FritClean 180°C sıcaklıkta kızartma işlemi yapılırken, sistemin soğutulmasını beklemeden, yağın içerisinde çalışarak, yağda oluşan partiküllerin alınmasına olanak sağlayan akıllı bir filtre makinesidir. Düşük enerji ve işletme maliyeti ile kısa sürede yağdan tasarruf ederek kendisini vazgeçilmez bir mutfak ekipmanı yapan FritClean kullanımı kolay ve çevre dostu bir yatırımdır. Eğer kızartma işlemi esnasında yağ filtresi kullanılırsa yağın pişirme kalitesini arttırarak, yağın içerisinde kalıntı oluşturan partiküllerin oluşturduğu polar değerin azaltılmasına yardımcı olur, yağın kullanım ömrünü uzatıyor. 

FritClean işletme ekonomisine büyük katkı sağlıyor 

FritClean kızartma yağlarının anlık olarak filtre edilmesi ile yağdan tasarruf edilmesini sağlarken aynı zamanda atık yağın oluşturacağı çevre kirliliği faktörüne kadar bir bütüne yönelik atılacak en doğru adım oluyor. Kızartma işleminde yağın yanarak bozulmasına neden olan partiküllerin sistemin soğutulmasını beklemeden ayrıştırma işlemini yapabilmek, yağın polar değerini düşürecek, yağın kalitesinin ve pişen ürünlerin lezzetinin korunmasını sağlayacak tek ve en etkili temizlik yöntemidir. Kızartma yağlarında %50’ye varan tasarruf sağlayarak işletme ekonomisine büyük katkı sağlıyor. 
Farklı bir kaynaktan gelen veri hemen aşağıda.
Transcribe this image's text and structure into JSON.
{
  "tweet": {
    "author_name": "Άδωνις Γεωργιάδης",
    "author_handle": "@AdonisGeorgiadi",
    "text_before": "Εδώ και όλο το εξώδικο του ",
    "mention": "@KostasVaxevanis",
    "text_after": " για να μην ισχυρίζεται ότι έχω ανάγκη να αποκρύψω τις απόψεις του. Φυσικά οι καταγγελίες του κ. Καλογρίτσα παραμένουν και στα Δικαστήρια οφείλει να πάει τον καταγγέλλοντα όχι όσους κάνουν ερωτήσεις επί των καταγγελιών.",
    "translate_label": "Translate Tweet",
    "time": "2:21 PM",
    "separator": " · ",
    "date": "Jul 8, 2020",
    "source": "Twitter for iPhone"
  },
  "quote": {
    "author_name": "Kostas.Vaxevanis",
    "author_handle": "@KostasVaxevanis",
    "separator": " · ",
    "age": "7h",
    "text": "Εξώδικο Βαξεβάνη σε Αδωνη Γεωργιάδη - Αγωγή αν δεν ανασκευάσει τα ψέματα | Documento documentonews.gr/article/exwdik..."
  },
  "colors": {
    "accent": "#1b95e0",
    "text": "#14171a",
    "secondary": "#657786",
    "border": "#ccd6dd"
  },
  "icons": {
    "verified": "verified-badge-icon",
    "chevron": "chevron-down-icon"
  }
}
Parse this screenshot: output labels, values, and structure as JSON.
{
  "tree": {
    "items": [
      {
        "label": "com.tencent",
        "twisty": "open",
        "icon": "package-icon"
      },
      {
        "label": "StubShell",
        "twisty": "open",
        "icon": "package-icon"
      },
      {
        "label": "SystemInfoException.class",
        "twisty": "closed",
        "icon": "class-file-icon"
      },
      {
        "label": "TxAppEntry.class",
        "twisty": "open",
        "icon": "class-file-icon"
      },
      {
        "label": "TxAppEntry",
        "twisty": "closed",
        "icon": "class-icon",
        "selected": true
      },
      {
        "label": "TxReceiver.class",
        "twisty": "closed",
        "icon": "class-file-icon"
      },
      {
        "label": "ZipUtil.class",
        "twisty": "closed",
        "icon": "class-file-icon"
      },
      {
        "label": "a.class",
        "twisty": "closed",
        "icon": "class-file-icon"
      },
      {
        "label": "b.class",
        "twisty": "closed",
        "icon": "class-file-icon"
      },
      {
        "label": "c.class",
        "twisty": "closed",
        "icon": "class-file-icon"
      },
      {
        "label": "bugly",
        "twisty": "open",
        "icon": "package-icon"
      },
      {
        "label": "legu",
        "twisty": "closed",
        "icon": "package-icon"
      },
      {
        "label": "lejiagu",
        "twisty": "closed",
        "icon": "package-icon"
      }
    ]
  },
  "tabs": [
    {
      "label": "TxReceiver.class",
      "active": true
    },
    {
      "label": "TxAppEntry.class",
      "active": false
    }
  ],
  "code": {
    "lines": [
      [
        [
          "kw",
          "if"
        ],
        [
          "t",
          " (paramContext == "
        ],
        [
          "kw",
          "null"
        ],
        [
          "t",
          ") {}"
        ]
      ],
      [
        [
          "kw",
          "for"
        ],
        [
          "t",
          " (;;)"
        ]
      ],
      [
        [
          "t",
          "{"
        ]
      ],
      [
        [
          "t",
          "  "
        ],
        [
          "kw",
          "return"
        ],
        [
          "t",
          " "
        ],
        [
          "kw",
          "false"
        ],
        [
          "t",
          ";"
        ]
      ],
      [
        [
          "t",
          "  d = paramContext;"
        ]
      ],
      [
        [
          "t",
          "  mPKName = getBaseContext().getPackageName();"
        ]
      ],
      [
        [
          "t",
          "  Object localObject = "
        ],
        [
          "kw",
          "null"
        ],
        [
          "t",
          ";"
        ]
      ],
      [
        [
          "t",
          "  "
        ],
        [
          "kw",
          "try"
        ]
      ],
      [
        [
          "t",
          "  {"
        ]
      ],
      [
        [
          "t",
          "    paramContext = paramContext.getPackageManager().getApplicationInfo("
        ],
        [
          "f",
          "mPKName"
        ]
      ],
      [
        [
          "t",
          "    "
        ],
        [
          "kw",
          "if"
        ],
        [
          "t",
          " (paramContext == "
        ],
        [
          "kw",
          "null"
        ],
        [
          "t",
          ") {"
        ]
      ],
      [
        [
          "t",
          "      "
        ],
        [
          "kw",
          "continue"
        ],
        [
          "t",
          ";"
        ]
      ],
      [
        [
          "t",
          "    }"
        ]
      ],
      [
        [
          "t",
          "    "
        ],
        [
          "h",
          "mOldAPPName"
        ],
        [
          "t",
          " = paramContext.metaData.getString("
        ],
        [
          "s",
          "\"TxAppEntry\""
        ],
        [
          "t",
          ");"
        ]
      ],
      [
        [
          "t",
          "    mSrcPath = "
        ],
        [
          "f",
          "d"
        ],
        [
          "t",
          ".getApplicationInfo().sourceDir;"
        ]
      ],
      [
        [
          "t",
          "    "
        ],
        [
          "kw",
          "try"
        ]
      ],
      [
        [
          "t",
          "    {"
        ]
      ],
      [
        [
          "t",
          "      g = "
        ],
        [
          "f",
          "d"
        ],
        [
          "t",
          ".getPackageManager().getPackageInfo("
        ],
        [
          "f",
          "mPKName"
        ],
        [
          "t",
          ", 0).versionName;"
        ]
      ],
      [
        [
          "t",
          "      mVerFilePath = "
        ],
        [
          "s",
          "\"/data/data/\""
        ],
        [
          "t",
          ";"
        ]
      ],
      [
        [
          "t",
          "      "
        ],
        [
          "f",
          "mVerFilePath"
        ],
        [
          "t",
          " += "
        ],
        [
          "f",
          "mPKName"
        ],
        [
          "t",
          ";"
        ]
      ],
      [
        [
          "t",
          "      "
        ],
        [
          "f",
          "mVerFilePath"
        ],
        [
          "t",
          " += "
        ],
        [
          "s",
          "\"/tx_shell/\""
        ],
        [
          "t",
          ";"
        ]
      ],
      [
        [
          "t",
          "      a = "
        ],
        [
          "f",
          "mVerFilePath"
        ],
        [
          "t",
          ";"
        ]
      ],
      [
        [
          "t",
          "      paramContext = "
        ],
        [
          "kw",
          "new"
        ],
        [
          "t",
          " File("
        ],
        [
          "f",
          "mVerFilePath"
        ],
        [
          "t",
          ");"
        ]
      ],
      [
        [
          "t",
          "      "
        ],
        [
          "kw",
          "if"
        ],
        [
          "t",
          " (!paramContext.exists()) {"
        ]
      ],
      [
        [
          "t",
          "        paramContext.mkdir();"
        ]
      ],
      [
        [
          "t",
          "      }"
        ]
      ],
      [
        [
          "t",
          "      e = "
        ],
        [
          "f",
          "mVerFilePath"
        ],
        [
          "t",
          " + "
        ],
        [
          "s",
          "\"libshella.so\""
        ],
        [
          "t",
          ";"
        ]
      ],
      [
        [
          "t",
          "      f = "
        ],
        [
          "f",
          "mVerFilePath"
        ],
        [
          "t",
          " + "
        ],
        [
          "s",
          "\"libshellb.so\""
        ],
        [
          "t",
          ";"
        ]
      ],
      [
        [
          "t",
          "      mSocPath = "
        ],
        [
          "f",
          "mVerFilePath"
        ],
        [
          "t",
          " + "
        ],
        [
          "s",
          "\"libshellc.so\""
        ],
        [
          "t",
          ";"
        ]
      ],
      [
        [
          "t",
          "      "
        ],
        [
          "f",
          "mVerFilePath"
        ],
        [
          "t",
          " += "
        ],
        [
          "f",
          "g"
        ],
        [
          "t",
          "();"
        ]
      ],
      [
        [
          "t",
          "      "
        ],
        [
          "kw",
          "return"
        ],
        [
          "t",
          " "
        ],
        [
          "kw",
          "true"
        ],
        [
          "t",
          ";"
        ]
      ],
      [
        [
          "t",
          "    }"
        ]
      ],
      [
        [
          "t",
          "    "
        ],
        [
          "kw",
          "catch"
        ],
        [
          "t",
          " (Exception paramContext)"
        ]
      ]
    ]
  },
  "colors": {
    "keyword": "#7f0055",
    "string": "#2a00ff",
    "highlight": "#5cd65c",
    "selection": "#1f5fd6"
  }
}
“Bilinçsiz yapılan her işlemin insan ve çevre sağlığına olan olumsuz etkisi oluyor” 

Kızartma yağları hakkında bir diğer güçlü iş birliğini, gerek evlerde oluşan gerek endüstriyel kanallarda bertaraf edilmesi gereken atık kızartma yağları ile ilgili “Temiz Çevre Engelsiz Hayat” gibi bir çok başarılı proje ile adından söz ettiren, Türkiye Çevre Koruma Vakfı ve Çevre Bakanlığı ile birlikte başlattığı, bu ve bunun gibi başarılı bir çok projenin mimarı Sözbir Şirket Yön. Krl. Bşk. Yrd. Kimya Yüksek Müh. Nihal Sözbir Karakuş ile yapan Ali Sözmen, yemek sanayiinden atık olarak dönüştürülen yağlar hakkında verdiği bilgilerde, bilinçsiz yapılan her işlemin insan ve çevre sağlığına olan olumsuz etkisini; dökülen yağların denizlerde yarattığı deniz canlılarına ve doğal hayata geri dönüşü olmayan etkilerinden ve yanlış kişilere teslim edilen atık yağların ise tekrar mutfaklara dönerek insan sağlığına olumsuz etkilerinden bahsediyor. 

“Gelecek nesillere daha temiz bir dünya bırakmak için atık yağın kontrol altına alınması gerekiyor” 

Kimya Yüksek Müh. Nihal Sözbir Karakuş, Türkiye’de 1,7 milyon ton yağ satışı olduğunu ve bunun 300 bin tonunun atık yağa dönüştüğünü belirtirken öncelikle her atık önleme işleminde olduğu gibi, atığın kaynağında azaltılmasının önemini vurguluyor. Kayıt dışı toplanılan yağların insan sağlığına etkisini, kanserojen oluşum gösteren yağların tekrar kullanımında kolon ve mide kanseri gibi önlenemez hastalıklara sebep olduğunun altını çizerken, dökülerek içme sularımıza ve denizlerimize karışan atık yağlar yüzeyde bir film tabakası oluşturarak başta balıkların ve tüm deniz canlılarının nefes almasını engellediğini, içme sularına karışarak kanserojen etkinin toplum sağlığına her türlü olumsuz etkisini anlatıyor. Nihal Sözbir Karakuş, öncelikle kızartma işleminde, yağ filtresi kullanılarak atık oluşumunun kaynağında minimize edilmesini, atık yağın oluştuğu durumda ise kaynağında lisanslı firmalara teslim edilerek geri dönüşüme kazandırılması son derece önem arz ediyor, atık yağın kontrol altına alınması ile gelecek nesillere daha temiz bir dünya bırakmak, karbon ayak izinin azalmasına yardımcı olmak adına bu işlemlerin yapılmasının önemini vurguluyor.